Faith Temple outreach program needs bigger 'pasture'

December 19, 2003|HERB BROCK

The Rev. Jolene Bailey has two flocks. In her day job as pastor of Faith Temple Church, she tends to the needs of a congregation of Christians. In her other position, as head of Community Friends Outreach, she tends to a community of people in need.

The headquarters for both her roles in life is the same place - the Otter Street church where she's pastor. But conditions are very different. There is plenty of room in the towering church to meet the needs of her church flock. However, there is very little room to meet the needs of her community flock.

Because she is in need of a bigger pasture for her community flock, Bailey is issuing an S.O.S. to people who own property in the vicinity of her church: please donate a facility that will be able to handle food and clothes for a growing program whose leaders would like to see it expand.


"We have been using a small room in the basement of the church to store our growing stocks of food, and there just isn't enough space," said Bailey. "We are hoping that it lays on someone's heart to donate use of a building or part of a building that could house both food and clothing for the needy.

"We wouldn't be asking for a donation if we could handle it ourselves. But the fact is, our program runs on love and compassion and is strictly volunteer. We have no money at all," she said.

Community Friends Outreach began essentially as a food bank when it took over a food distribution program for Boyle County for the Bluegrass Community Action Agency. The program was moved from a small room in the basement of the Boyle County Courthouse to an even smaller room in the basement of Faith Temple.

"From September 2002 to September 2003, we had more than 20,000 pounds of food at one time or another in our basement storage room," said Bailey. "We have had way more food than we can handle, space-wise."

She added that food has been generated for the outreach program through various food drives, including ones conducted by postal workers, McDowell Place, local schools, and the Families First family resource center of the Danville school system.

"We used to take only canned goods and other nonperishable foods, but we had a big freezer donated to us, so we now store and then distribute meats," she said.

The program's list of clients has quintupled in recent months.

"We used to serve three to four families a week. Now we're serving up to 20 families a week," said Bailey.

In addition to its regular clients, the program also participates in a monthly project sponsored by God's Pantry of Lexington in which Community Friends Outreach and other similar programs provide food, clothes and other essential items to needy people at the Boyle County Fairgrounds.

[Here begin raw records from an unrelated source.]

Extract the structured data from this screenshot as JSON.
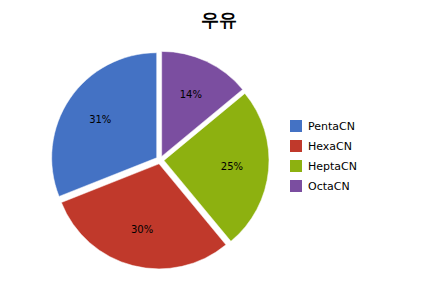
{
  "chart_data": {
    "type": "pie",
    "title": "우유",
    "categories": [
      "PentaCN",
      "HexaCN",
      "HeptaCN",
      "OctaCN"
    ],
    "values": [
      31,
      30,
      25,
      14
    ],
    "value_labels": [
      "31%",
      "30%",
      "25%",
      "14%"
    ],
    "colors": [
      "#4472C4",
      "#C0392B",
      "#8DB110",
      "#7B4EA0"
    ],
    "data_labels": true,
    "legend": "right"
  }
}
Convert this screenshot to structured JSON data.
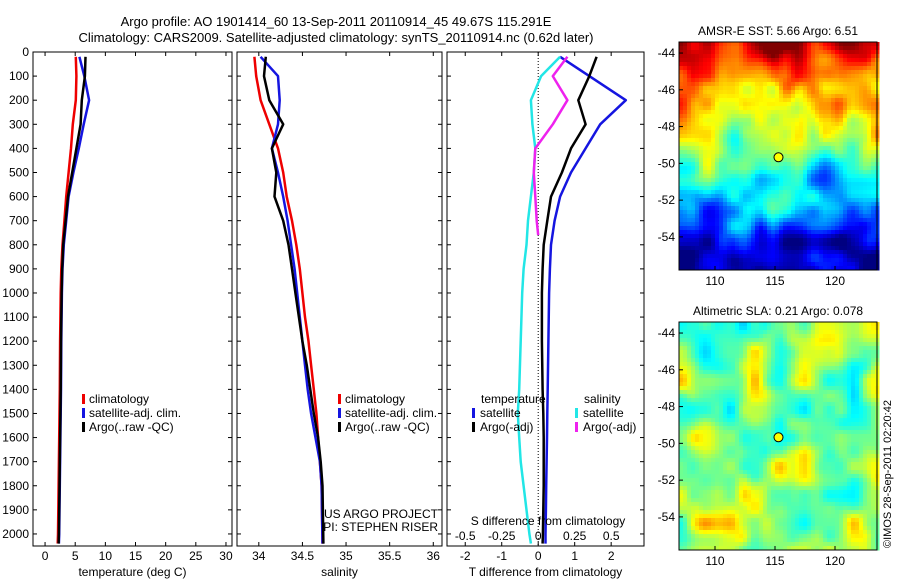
{
  "figure": {
    "title_line1": "Argo profile: AO 1901414_60 13-Sep-2011 20110914_45 49.67S 115.291E",
    "title_line2": "Climatology: CARS2009. Satellite-adjusted climatology: synTS_20110914.nc (0.62d later)",
    "credit": "©IMOS 28-Sep-2011 02:20:42",
    "project_line1": "US ARGO PROJECT",
    "project_line2": "PI: STEPHEN RISER"
  },
  "colors": {
    "climatology": "#ee0000",
    "satellite": "#1515e0",
    "argo": "#000000",
    "sal_satellite": "#22e6e6",
    "sal_argo": "#ee22ee",
    "float_marker": "#ffff00"
  },
  "chart_data": [
    {
      "type": "line",
      "panel": "temperature",
      "xlabel": "temperature (deg C)",
      "xlim": [
        -2,
        31
      ],
      "xticks": [
        0,
        5,
        10,
        15,
        20,
        25,
        30
      ],
      "ylim": [
        0,
        2050
      ],
      "yticks": [
        0,
        100,
        200,
        300,
        400,
        500,
        600,
        700,
        800,
        900,
        1000,
        1100,
        1200,
        1300,
        1400,
        1500,
        1600,
        1700,
        1800,
        1900,
        2000
      ],
      "legend": [
        "climatology",
        "satellite-adj. clim.",
        "Argo(..raw -QC)"
      ],
      "series": [
        {
          "name": "climatology",
          "color_key": "climatology",
          "x": [
            5.1,
            5.2,
            5.1,
            4.6,
            4.3,
            3.9,
            3.5,
            3.2,
            2.9,
            2.7,
            2.6,
            2.5,
            2.45,
            2.4,
            2.35,
            2.3,
            2.25,
            2.2,
            2.15,
            2.1
          ],
          "y": [
            20,
            100,
            200,
            300,
            400,
            500,
            600,
            700,
            800,
            900,
            1000,
            1200,
            1400,
            1500,
            1600,
            1700,
            1800,
            1900,
            2000,
            2040
          ]
        },
        {
          "name": "satellite-adj. clim.",
          "color_key": "satellite",
          "x": [
            5.7,
            6.5,
            7.3,
            6.4,
            5.6,
            4.7,
            3.9,
            3.5,
            3.1,
            2.9,
            2.8,
            2.7,
            2.65,
            2.6,
            2.55,
            2.5,
            2.45,
            2.4,
            2.35,
            2.3
          ],
          "y": [
            20,
            100,
            200,
            300,
            400,
            500,
            600,
            700,
            800,
            900,
            1000,
            1200,
            1400,
            1500,
            1600,
            1700,
            1800,
            1900,
            2000,
            2040
          ]
        },
        {
          "name": "Argo(..raw -QC)",
          "color_key": "argo",
          "x": [
            6.7,
            6.6,
            6.1,
            5.9,
            5.2,
            4.5,
            3.8,
            3.4,
            3.0,
            2.85,
            2.75,
            2.65,
            2.6,
            2.55,
            2.5,
            2.45,
            2.4,
            2.35,
            2.3,
            2.25
          ],
          "y": [
            20,
            100,
            200,
            300,
            400,
            500,
            600,
            700,
            800,
            900,
            1000,
            1200,
            1400,
            1500,
            1600,
            1700,
            1800,
            1900,
            2000,
            2040
          ]
        }
      ]
    },
    {
      "type": "line",
      "panel": "salinity",
      "xlabel": "salinity",
      "xlim": [
        33.75,
        36.1
      ],
      "xticks": [
        34,
        34.5,
        35,
        35.5,
        36
      ],
      "xticklabels": [
        "34",
        "34.5",
        "35",
        "35.5",
        "36"
      ],
      "ylim": [
        0,
        2050
      ],
      "legend": [
        "climatology",
        "satellite-adj. clim.",
        "Argo(..raw -QC)"
      ],
      "series": [
        {
          "name": "climatology",
          "color_key": "climatology",
          "x": [
            33.95,
            33.97,
            34.02,
            34.12,
            34.22,
            34.28,
            34.32,
            34.38,
            34.43,
            34.47,
            34.5,
            34.53,
            34.57,
            34.6,
            34.63,
            34.66,
            34.68,
            34.7,
            34.72,
            34.73
          ],
          "y": [
            20,
            100,
            200,
            300,
            400,
            500,
            600,
            700,
            800,
            900,
            1000,
            1100,
            1200,
            1300,
            1400,
            1500,
            1600,
            1700,
            1800,
            2040
          ]
        },
        {
          "name": "satellite-adj. clim.",
          "color_key": "satellite",
          "x": [
            34.02,
            34.22,
            34.24,
            34.22,
            34.15,
            34.22,
            34.28,
            34.33,
            34.37,
            34.41,
            34.44,
            34.47,
            34.5,
            34.53,
            34.56,
            34.6,
            34.65,
            34.7,
            34.72,
            34.73
          ],
          "y": [
            20,
            100,
            200,
            300,
            400,
            500,
            600,
            700,
            800,
            900,
            1000,
            1100,
            1200,
            1300,
            1400,
            1500,
            1600,
            1700,
            1800,
            2040
          ]
        },
        {
          "name": "Argo(..raw -QC)",
          "color_key": "argo",
          "x": [
            34.08,
            34.06,
            34.12,
            34.28,
            34.15,
            34.2,
            34.18,
            34.28,
            34.34,
            34.38,
            34.42,
            34.46,
            34.5,
            34.55,
            34.59,
            34.63,
            34.68,
            34.71,
            34.73,
            34.74
          ],
          "y": [
            20,
            100,
            200,
            300,
            400,
            500,
            600,
            700,
            800,
            900,
            1000,
            1100,
            1200,
            1300,
            1400,
            1500,
            1600,
            1700,
            1800,
            2040
          ]
        }
      ]
    },
    {
      "type": "line",
      "panel": "difference",
      "xlabel": "T difference from climatology",
      "xlim": [
        -2.5,
        2.9
      ],
      "xticks": [
        -2,
        -1,
        0,
        1,
        2
      ],
      "top_axis_label": "S difference from climatology",
      "top_xlim": [
        -0.625,
        0.725
      ],
      "top_xticks": [
        -0.5,
        -0.25,
        0,
        0.25,
        0.5
      ],
      "top_xticklabels": [
        "-0.5",
        "-0.25",
        "0",
        "0.25",
        "0.5"
      ],
      "ylim": [
        0,
        2050
      ],
      "legend_temperature_title": "temperature",
      "legend_salinity_title": "salinity",
      "legend_temperature": [
        "satellite",
        "Argo(-adj)"
      ],
      "legend_salinity": [
        "satellite",
        "Argo(-adj)"
      ],
      "series": [
        {
          "name": "satellite",
          "group": "temperature",
          "color_key": "satellite",
          "x": [
            0.6,
            1.4,
            2.4,
            1.7,
            1.3,
            0.9,
            0.6,
            0.45,
            0.35,
            0.32,
            0.3,
            0.28,
            0.26,
            0.25,
            0.24,
            0.23,
            0.22,
            0.21,
            0.2,
            0.2
          ],
          "y": [
            20,
            100,
            200,
            300,
            400,
            500,
            600,
            700,
            800,
            900,
            1000,
            1200,
            1400,
            1500,
            1600,
            1700,
            1800,
            1900,
            2000,
            2040
          ]
        },
        {
          "name": "Argo(-adj)",
          "group": "temperature",
          "color_key": "argo",
          "x": [
            1.6,
            1.4,
            1.1,
            1.3,
            0.9,
            0.65,
            0.35,
            0.25,
            0.15,
            0.12,
            0.1,
            0.1,
            0.12,
            0.14,
            0.15,
            0.15,
            0.15,
            0.14,
            0.13,
            0.12
          ],
          "y": [
            20,
            100,
            200,
            300,
            400,
            500,
            600,
            700,
            800,
            900,
            1000,
            1200,
            1400,
            1500,
            1600,
            1700,
            1800,
            1900,
            2000,
            2040
          ]
        },
        {
          "name": "satellite",
          "group": "salinity",
          "color_key": "sal_satellite",
          "x": [
            0.15,
            0.02,
            -0.05,
            -0.04,
            -0.02,
            -0.03,
            -0.05,
            -0.07,
            -0.08,
            -0.1,
            -0.11,
            -0.12,
            -0.13,
            -0.14,
            -0.13,
            -0.12,
            -0.1,
            -0.08,
            -0.06,
            -0.05
          ],
          "y": [
            20,
            100,
            200,
            300,
            400,
            500,
            600,
            700,
            800,
            900,
            1000,
            1200,
            1400,
            1500,
            1600,
            1700,
            1800,
            1900,
            2000,
            2040
          ]
        },
        {
          "name": "Argo(-adj)",
          "group": "salinity",
          "color_key": "sal_argo",
          "x": [
            0.2,
            0.1,
            0.2,
            0.1,
            -0.02,
            -0.03,
            -0.02,
            -0.01,
            0.0
          ],
          "y": [
            20,
            100,
            200,
            300,
            400,
            500,
            600,
            700,
            760
          ]
        }
      ]
    },
    {
      "type": "heatmap",
      "panel": "sst_map",
      "title": "AMSR-E SST: 5.66  Argo: 6.51",
      "xlim": [
        107,
        123.5
      ],
      "ylim": [
        -55.8,
        -43.4
      ],
      "xticks": [
        110,
        115,
        120
      ],
      "yticks": [
        -44,
        -46,
        -48,
        -50,
        -52,
        -54
      ],
      "marker": {
        "lon": 115.291,
        "lat": -49.67
      }
    },
    {
      "type": "heatmap",
      "panel": "sla_map",
      "title": "Altimetric SLA: 0.21  Argo: 0.078",
      "xlim": [
        107,
        123.5
      ],
      "ylim": [
        -55.8,
        -43.4
      ],
      "xticks": [
        110,
        115,
        120
      ],
      "yticks": [
        -44,
        -46,
        -48,
        -50,
        -52,
        -54
      ],
      "marker": {
        "lon": 115.291,
        "lat": -49.67
      }
    }
  ]
}
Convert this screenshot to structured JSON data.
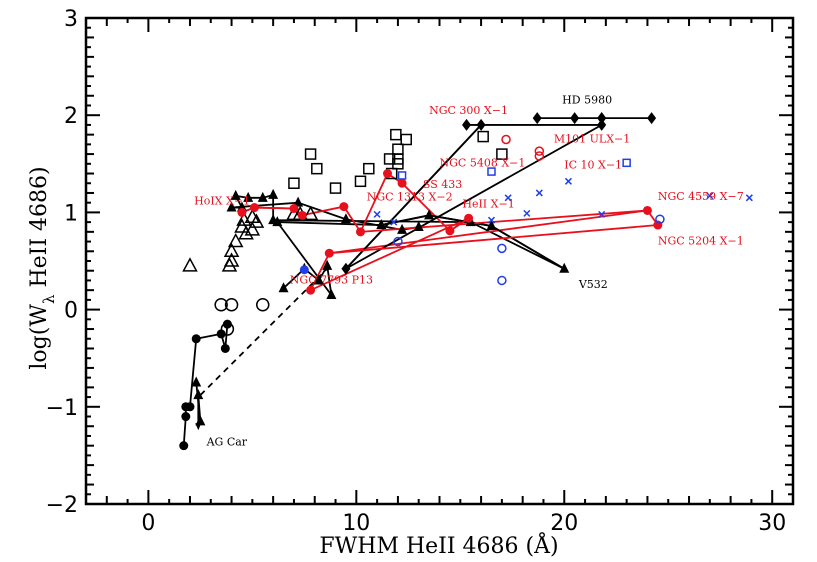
{
  "chart_data": {
    "type": "scatter",
    "xlabel": "FWHM HeII 4686 (Å)",
    "ylabel_main": "log(W",
    "ylabel_sub": "λ",
    "ylabel_rest": " HeII 4686)",
    "xlim": [
      -3,
      31
    ],
    "ylim": [
      -2,
      3
    ],
    "xticks": [
      0,
      10,
      20,
      30
    ],
    "yticks": [
      -2,
      -1,
      0,
      1,
      2,
      3
    ],
    "grid": false,
    "colors": {
      "black": "#000000",
      "red": "#e8101c",
      "blue": "#1f3fe8"
    },
    "series": [
      {
        "marker": "triangle-filled",
        "color": "#000000",
        "connected": true,
        "points": [
          [
            2.3,
            -0.75
          ],
          [
            2.5,
            -1.15
          ],
          [
            2.4,
            -0.88
          ]
        ]
      },
      {
        "marker": "triangle-filled",
        "color": "#000000",
        "connected": true,
        "points": [
          [
            6.5,
            0.22
          ],
          [
            7.5,
            0.42
          ],
          [
            8.2,
            0.3
          ],
          [
            8.6,
            0.45
          ],
          [
            8.8,
            0.15
          ],
          [
            6.2,
            0.9
          ],
          [
            11.2,
            0.87
          ],
          [
            13.5,
            0.97
          ],
          [
            16.5,
            0.86
          ],
          [
            20,
            0.42
          ],
          [
            15.5,
            0.9
          ],
          [
            6.0,
            0.92
          ],
          [
            6.0,
            1.18
          ],
          [
            5.5,
            1.15
          ],
          [
            4.8,
            1.15
          ],
          [
            4.2,
            1.17
          ],
          [
            4.5,
            1.05
          ],
          [
            4.0,
            1.05
          ],
          [
            7.2,
            1.1
          ],
          [
            9.5,
            0.93
          ],
          [
            12.2,
            0.82
          ],
          [
            13.0,
            0.85
          ]
        ]
      },
      {
        "marker": "triangle-open",
        "color": "#000000",
        "connected": false,
        "points": [
          [
            2.0,
            0.45
          ],
          [
            4.0,
            0.5
          ],
          [
            3.9,
            0.45
          ],
          [
            4.0,
            0.6
          ],
          [
            4.2,
            0.7
          ],
          [
            4.5,
            0.85
          ],
          [
            4.7,
            0.78
          ],
          [
            5.0,
            0.82
          ],
          [
            5.2,
            0.9
          ],
          [
            5.0,
            0.95
          ],
          [
            4.6,
            0.92
          ],
          [
            7.0,
            0.98
          ],
          [
            7.3,
            0.98
          ],
          [
            7.8,
            0.98
          ]
        ]
      },
      {
        "marker": "circle-filled",
        "color": "#000000",
        "connected": true,
        "points": [
          [
            1.7,
            -1.4
          ],
          [
            1.8,
            -1.1
          ],
          [
            1.8,
            -1.0
          ],
          [
            2.0,
            -1.0
          ],
          [
            2.3,
            -0.3
          ],
          [
            3.5,
            -0.25
          ],
          [
            3.7,
            -0.4
          ],
          [
            3.8,
            -0.15
          ]
        ]
      },
      {
        "marker": "circle-open",
        "color": "#000000",
        "connected": false,
        "points": [
          [
            3.5,
            0.05
          ],
          [
            4.0,
            0.05
          ],
          [
            3.8,
            -0.2
          ],
          [
            5.5,
            0.05
          ]
        ]
      },
      {
        "marker": "square-open",
        "color": "#000000",
        "connected": false,
        "points": [
          [
            7.0,
            1.3
          ],
          [
            7.8,
            1.6
          ],
          [
            8.1,
            1.45
          ],
          [
            9.0,
            1.25
          ],
          [
            10.2,
            1.32
          ],
          [
            10.6,
            1.45
          ],
          [
            11.6,
            1.55
          ],
          [
            11.7,
            1.4
          ],
          [
            11.9,
            1.8
          ],
          [
            12.0,
            1.65
          ],
          [
            12.0,
            1.55
          ],
          [
            12.0,
            1.5
          ],
          [
            12.4,
            1.75
          ],
          [
            16.1,
            1.78
          ],
          [
            17.0,
            1.6
          ]
        ]
      },
      {
        "marker": "diamond-filled",
        "color": "#000000",
        "connected": true,
        "points": [
          [
            9.5,
            0.42
          ],
          [
            16.0,
            1.9
          ],
          [
            15.3,
            1.9
          ],
          [
            21.8,
            1.9
          ],
          [
            21.8,
            1.97
          ],
          [
            18.7,
            1.97
          ],
          [
            20.5,
            1.97
          ],
          [
            21.8,
            1.97
          ],
          [
            24.2,
            1.97
          ]
        ]
      },
      {
        "marker": "circle-filled",
        "color": "#e8101c",
        "connected": true,
        "points": [
          [
            4.5,
            1.0
          ],
          [
            5.1,
            1.05
          ],
          [
            7.0,
            1.04
          ],
          [
            7.4,
            0.97
          ],
          [
            9.4,
            1.06
          ],
          [
            10.2,
            0.8
          ],
          [
            11.5,
            1.4
          ],
          [
            12.2,
            1.3
          ],
          [
            14.5,
            0.81
          ],
          [
            15.4,
            0.94
          ],
          [
            7.8,
            0.2
          ],
          [
            8.7,
            0.58
          ],
          [
            24.0,
            1.02
          ],
          [
            24.5,
            0.87
          ]
        ]
      },
      {
        "marker": "circle-open",
        "color": "#e8101c",
        "connected": false,
        "points": [
          [
            17.2,
            1.75
          ],
          [
            18.8,
            1.63
          ],
          [
            18.8,
            1.58
          ]
        ]
      },
      {
        "marker": "circle-filled",
        "color": "#1f3fe8",
        "connected": false,
        "points": [
          [
            7.5,
            0.41
          ]
        ]
      },
      {
        "marker": "circle-open",
        "color": "#1f3fe8",
        "connected": false,
        "points": [
          [
            12.0,
            0.7
          ],
          [
            17.0,
            0.63
          ],
          [
            17.0,
            0.3
          ],
          [
            24.6,
            0.93
          ]
        ]
      },
      {
        "marker": "square-open",
        "color": "#1f3fe8",
        "connected": false,
        "points": [
          [
            12.2,
            1.38
          ],
          [
            16.5,
            1.42
          ],
          [
            23.0,
            1.51
          ]
        ]
      },
      {
        "marker": "x",
        "color": "#1f3fe8",
        "connected": false,
        "points": [
          [
            11.0,
            0.98
          ],
          [
            11.8,
            0.9
          ],
          [
            16.5,
            0.92
          ],
          [
            17.3,
            1.15
          ],
          [
            18.2,
            0.99
          ],
          [
            18.8,
            1.2
          ],
          [
            20.2,
            1.32
          ],
          [
            21.8,
            0.98
          ],
          [
            27.0,
            1.17
          ],
          [
            28.9,
            1.15
          ]
        ]
      }
    ],
    "lines": [
      {
        "color": "#000000",
        "dashed": false,
        "points": [
          [
            9.5,
            0.42
          ],
          [
            16.0,
            1.9
          ]
        ]
      },
      {
        "color": "#000000",
        "dashed": false,
        "points": [
          [
            9.5,
            0.42
          ],
          [
            21.8,
            1.9
          ]
        ]
      },
      {
        "color": "#000000",
        "dashed": false,
        "points": [
          [
            11.2,
            0.87
          ],
          [
            13.5,
            0.97
          ],
          [
            16.5,
            0.86
          ],
          [
            20.0,
            0.42
          ]
        ]
      },
      {
        "color": "#000000",
        "dashed": true,
        "points": [
          [
            2.5,
            -0.88
          ],
          [
            8.6,
            0.42
          ]
        ]
      },
      {
        "color": "#e8101c",
        "dashed": false,
        "points": [
          [
            4.5,
            1.0
          ],
          [
            5.1,
            1.05
          ],
          [
            7.0,
            1.04
          ],
          [
            7.4,
            0.97
          ]
        ]
      },
      {
        "color": "#e8101c",
        "dashed": false,
        "points": [
          [
            10.2,
            0.8
          ],
          [
            24.0,
            1.02
          ]
        ]
      },
      {
        "color": "#e8101c",
        "dashed": false,
        "points": [
          [
            8.7,
            0.58
          ],
          [
            24.5,
            0.87
          ]
        ]
      },
      {
        "color": "#e8101c",
        "dashed": false,
        "points": [
          [
            14.5,
            0.81
          ],
          [
            15.4,
            0.94
          ]
        ]
      }
    ],
    "annotations": [
      {
        "text": "HD 5980",
        "x": 19.9,
        "y": 2.12,
        "color": "#000000"
      },
      {
        "text": "NGC 300 X−1",
        "x": 13.5,
        "y": 2.01,
        "color": "#e8101c"
      },
      {
        "text": "M101 ULX−1",
        "x": 19.5,
        "y": 1.72,
        "color": "#e8101c"
      },
      {
        "text": "NGC 5408 X−1",
        "x": 14.0,
        "y": 1.47,
        "color": "#e8101c"
      },
      {
        "text": "IC 10 X−1",
        "x": 20.0,
        "y": 1.45,
        "color": "#e8101c"
      },
      {
        "text": "SS 433",
        "x": 13.2,
        "y": 1.25,
        "color": "#e8101c"
      },
      {
        "text": "NGC 1313 X−2",
        "x": 10.5,
        "y": 1.12,
        "color": "#e8101c"
      },
      {
        "text": "HoIX X−1",
        "x": 2.2,
        "y": 1.08,
        "color": "#e8101c"
      },
      {
        "text": "HeII X−1",
        "x": 15.1,
        "y": 1.05,
        "color": "#e8101c"
      },
      {
        "text": "NGC 4559 X−7",
        "x": 24.5,
        "y": 1.13,
        "color": "#e8101c"
      },
      {
        "text": "NGC 5204 X−1",
        "x": 24.5,
        "y": 0.67,
        "color": "#e8101c"
      },
      {
        "text": "NGC 7793 P13",
        "x": 6.8,
        "y": 0.27,
        "color": "#e8101c"
      },
      {
        "text": "V532",
        "x": 20.7,
        "y": 0.22,
        "color": "#000000"
      },
      {
        "text": "AG Car",
        "x": 2.8,
        "y": -1.4,
        "color": "#000000"
      }
    ]
  }
}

Bailey's program provides 100 boxes for families with children and for the elderly.

As busy as her program has been, Bailey would like to see it even busier.

"We want to add a clothes bank and space where we can store diapers, baby formula and other often-requested items for babies and children," she said.

Bailey wants a bigger store of more supplies so she can handle the growing demand her program is facing.

"We primarily have been serving Boyle County people, but we have been getting more and more requests for help from people from Lincoln and Mercer counties," she said. "These are people who live in the other counties but work in Danville, or did until they got laid off.

"More people from Boyle County require our help, and people from other counties need our help," Bailey said. "We believe we can get the food, clothes and other things people need from the very generous people here.

"What we need is a lot more space to put it. God willing, someone will provide that space."